A far data dal 19 novembre scorso Agea non può più dare corso al pagamento degli aiuti dell’Unione europea all’agricoltura – del primo e del secondo pilastro – in assenza di adeguata certificazione antimafia che le aziende dovranno chiedere alle Prefetture di tutta Italia. Agea per procedere al pagamento deve a quel punto attendere o che arrivi la documentazione, o che decorrano i 30 giorni del silenzio assenso. Un tempo lunghissimo per le aziende. E intanto non arrivano nuove modifiche, oltre quelle già approvate al Senato sul decreto fiscale di fine anno.

Pertanto, è prevedibile che le Prefetture saranno prese d'assalto dalle domande degli enti pagatori, Agea in testa, e che non saranno neppure nelle condizioni di erogare il servizio, in mancanza di un potenziamento di queste strutture.

Potenzialmente sono esposte a questo blocco tutte le oltre 900mila imprese agricole italiane, pari ad oltre un milione di aziende, anche se un emendamento al decreto fiscale dovrebbe limitarne in futuro la portata, stabilendo una soglia di 5000 euro di contributi erogabili, al disotto della quale non sarebbero necessarie né l’informativa antimafia né la relativa documentazione. 

Entro il 7 dicembre prossimo il decreto fiscale – blindato dal governo alla Camera dei deputati, dopo l’approvazione al Senato - dovrà diventare legge, a causa dell’avvicinarsi di alcune scadenze, e quindi l’unica limitazione che si avrà per quella data - la soglia dei 5000 euro di contributi - sembra destinata ad andare in vigore senza ulteriori modifiche.

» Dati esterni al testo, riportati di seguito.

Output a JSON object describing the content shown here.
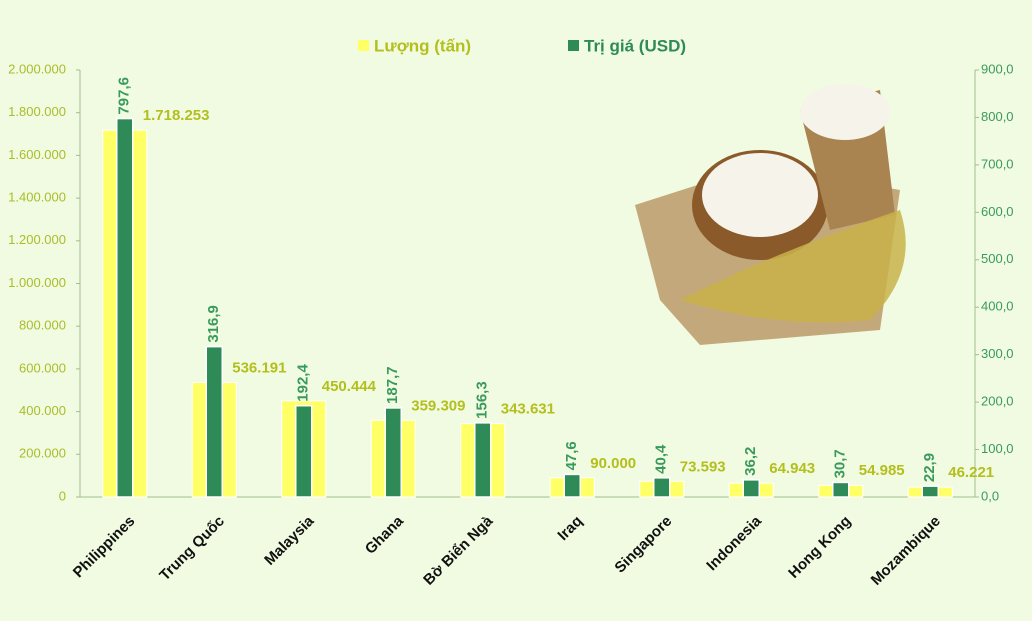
{
  "chart_data": {
    "type": "bar",
    "categories": [
      "Philippines",
      "Trung Quốc",
      "Malaysia",
      "Ghana",
      "Bờ Biển Ngà",
      "Iraq",
      "Singapore",
      "Indonesia",
      "Hong Kong",
      "Mozambique"
    ],
    "series": [
      {
        "name": "Lượng (tấn)",
        "color": "#ffff66",
        "values": [
          1718253,
          536191,
          450444,
          359309,
          343631,
          90000,
          73593,
          64943,
          54985,
          46221
        ],
        "value_labels": [
          "1.718.253",
          "536.191",
          "450.444",
          "359.309",
          "343.631",
          "90.000",
          "73.593",
          "64.943",
          "54.985",
          "46.221"
        ]
      },
      {
        "name": "Trị giá (USD)",
        "color": "#2e8b57",
        "axis": "y2",
        "values": [
          797.6,
          316.9,
          192.4,
          187.7,
          156.3,
          47.6,
          40.4,
          36.2,
          30.7,
          22.9
        ],
        "value_labels": [
          "797,6",
          "316,9",
          "192,4",
          "187,7",
          "156,3",
          "47,6",
          "40,4",
          "36,2",
          "30,7",
          "22,9"
        ]
      }
    ],
    "ylim": [
      0,
      2000000
    ],
    "yticks": [
      0,
      {
        "value": 200000,
        "label": "200.000"
      },
      {
        "value": 400000,
        "label": "400.000"
      },
      {
        "value": 600000,
        "label": "600.000"
      },
      {
        "value": 800000,
        "label": "800.000"
      },
      {
        "value": 1000000,
        "label": "1.000.000"
      },
      {
        "value": 1200000,
        "label": "1.200.000"
      },
      {
        "value": 1400000,
        "label": "1.400.000"
      },
      {
        "value": 1600000,
        "label": "1.600.000"
      },
      {
        "value": 1800000,
        "label": "1.800.000"
      },
      {
        "value": 2000000,
        "label": "2.000.000"
      }
    ],
    "y2lim": [
      0,
      900
    ],
    "y2ticks": [
      {
        "value": 0,
        "label": "0,0"
      },
      {
        "value": 100,
        "label": "100,0"
      },
      {
        "value": 200,
        "label": "200,0"
      },
      {
        "value": 300,
        "label": "300,0"
      },
      {
        "value": 400,
        "label": "400,0"
      },
      {
        "value": 500,
        "label": "500,0"
      },
      {
        "value": 600,
        "label": "600,0"
      },
      {
        "value": 700,
        "label": "700,0"
      },
      {
        "value": 800,
        "label": "800,0"
      },
      {
        "value": 900,
        "label": "900,0"
      }
    ]
  }
}
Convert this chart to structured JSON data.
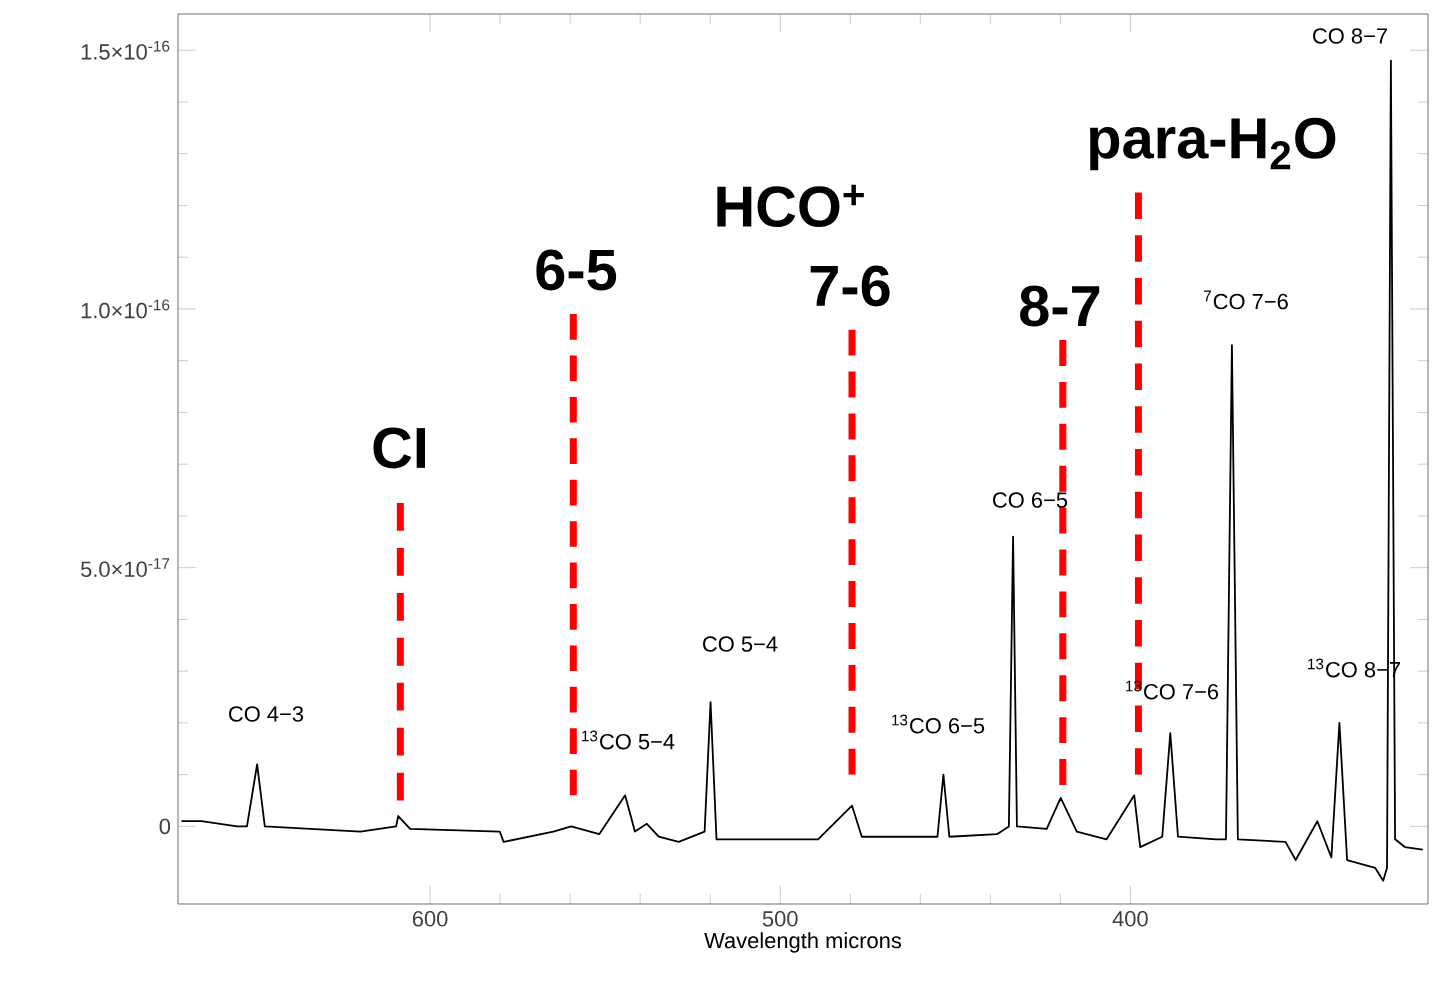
{
  "chart_data": {
    "type": "line",
    "xlabel": "Wavelength microns",
    "xlim": [
      672,
      315
    ],
    "ylim": [
      -1.5e-17,
      1.57e-16
    ],
    "xticks": [
      600,
      500,
      400
    ],
    "yticks": [
      {
        "value": 0,
        "label": "0"
      },
      {
        "value": 5e-17,
        "label": "5.0×10$^{-17}$"
      },
      {
        "value": 1e-16,
        "label": "1.0×10$^{-16}$"
      },
      {
        "value": 1.5e-16,
        "label": "1.5×10$^{-16}$"
      }
    ],
    "series": [
      {
        "color": "#000000",
        "line_style": "solid",
        "x": [
          671,
          665.3,
          655.1,
          652.3,
          649.4,
          647.2,
          619.9,
          609.7,
          609.1,
          605.7,
          580.1,
          579.0,
          564.8,
          559.7,
          551.7,
          544.3,
          541.5,
          538.1,
          534.7,
          529.0,
          521.6,
          519.9,
          518.2,
          500.6,
          489.2,
          479.5,
          476.7,
          455.1,
          453.4,
          451.7,
          438.1,
          434.7,
          433.5,
          432.4,
          423.9,
          419.9,
          415.3,
          406.8,
          398.9,
          397.2,
          390.9,
          388.6,
          386.4,
          375.6,
          372.7,
          371.0,
          369.3,
          355.7,
          352.8,
          346.6,
          342.6,
          340.3,
          338.1,
          330.1,
          327.8,
          326.7,
          325.6,
          324.4,
          321.6,
          316.5
        ],
        "values": [
          1e-18,
          1e-18,
          0,
          0,
          1.2e-17,
          0,
          -1e-18,
          0,
          2e-18,
          -5e-19,
          -1e-18,
          -3e-18,
          -1e-18,
          0,
          -1.5e-18,
          6e-18,
          -1e-18,
          5e-19,
          -2e-18,
          -3e-18,
          -1e-18,
          2.4e-17,
          -2.5e-18,
          -2.5e-18,
          -2.5e-18,
          4e-18,
          -2e-18,
          -2e-18,
          1e-17,
          -2e-18,
          -1.5e-18,
          0,
          5.6e-17,
          0,
          -5e-19,
          5.5e-18,
          -1e-18,
          -2.5e-18,
          6e-18,
          -4e-18,
          -2e-18,
          1.8e-17,
          -2e-18,
          -2.5e-18,
          -2.5e-18,
          9.3e-17,
          -2.5e-18,
          -3e-18,
          -6.5e-18,
          1e-18,
          -6e-18,
          2e-17,
          -6.5e-18,
          -8e-18,
          -1.05e-17,
          -8e-18,
          1.48e-16,
          -2.5e-18,
          -4e-18,
          -4.5e-18
        ]
      },
      {
        "color": "#ff0000",
        "line_style": "dashed",
        "x": [
          608.5,
          608.5
        ],
        "values": [
          5e-18,
          6.25e-17
        ]
      },
      {
        "color": "#ff0000",
        "line_style": "dashed",
        "x": [
          559.1,
          559.1
        ],
        "values": [
          6e-18,
          9.9e-17
        ]
      },
      {
        "color": "#ff0000",
        "line_style": "dashed",
        "x": [
          479.5,
          479.5
        ],
        "values": [
          1e-17,
          9.6e-17
        ]
      },
      {
        "color": "#ff0000",
        "line_style": "dashed",
        "x": [
          419.3,
          419.3
        ],
        "values": [
          8e-18,
          9.4e-17
        ]
      },
      {
        "color": "#ff0000",
        "line_style": "dashed",
        "x": [
          397.7,
          397.7
        ],
        "values": [
          1e-17,
          1.225e-16
        ]
      }
    ],
    "annotations": [
      "CI",
      "6-5",
      "HCO$^{+}$",
      "7-6",
      "8-7",
      "para-H$_{2}$O",
      "CO 4−3",
      "$^{13}$CO 5−4",
      "CO 5−4",
      "$^{13}$CO 6−5",
      "CO 6−5",
      "$^{13}$CO 7−6",
      "$^{7}$CO 7−6",
      "$^{13}$CO 8−7",
      "CO 8−7"
    ]
  }
}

Una circostanza che potrebbe dare un po’ di ossigeno alle microimprese alle prese con titoli Pac al minimo, ma che sicuramente non sblocca gli investimenti dei Programmi di sviluppo rurale, mentre complicherà la vita dei piccoli e medi allevatori di montagna, che allevano vacche e pecore su suoli pubblici demaniali, secondo gli usi civici o altre forme di convenzione: per loro non ci sarà scampo in ogni caso, saranno tenuti alla certificazione antimafia anche in caso di contributi minori di 5000 euro, poiché esercitano l’attività su terreni di pubblica proprietà.

Al momento, posto che ulteriori modifiche al Codice antimafia sono necessarie, ecco quale situazione si è generata. La legge 17 luglio 2017 numero 161 ha modificato il Codice Antimafia (Decreto Legislativo 159 del 2011) e con l’articolo 25 è intervenuto sull’articolo 83 del Codice, dettando nuove norme in materia di acquisizione della documentazione antimafia per i terreni agricoli e zootecnici che usufruiscono di fondi europei, introducendo il comma 3 bis, che così recita: ”La documentazione (…) è sempre prevista nelle ipotesi di concessione di terreni agricole e zootecnici demaniali che ricadono nell’ambito dei regimi di sostegno previsti dalla politica agricola comune, a prescindere dal loro valore complessivo, nonché su tutti i terreni agricoli, a qualunque titolo acquisiti, che usufruiscono di fondi europei”.

L’articolo 28 della legge 161/2017 invece non fa altro che riportare lo stesso medesimo obbligo in capo all’articolo 91 del Codice antimafia, che dispone norme in materia di acquisizione dell’informazione antimafia, attività propedeutica alla produzione, da parte delle prefetture e degli organi di polizia della documentazione, a tutti meglio nota come certificazione antimafia.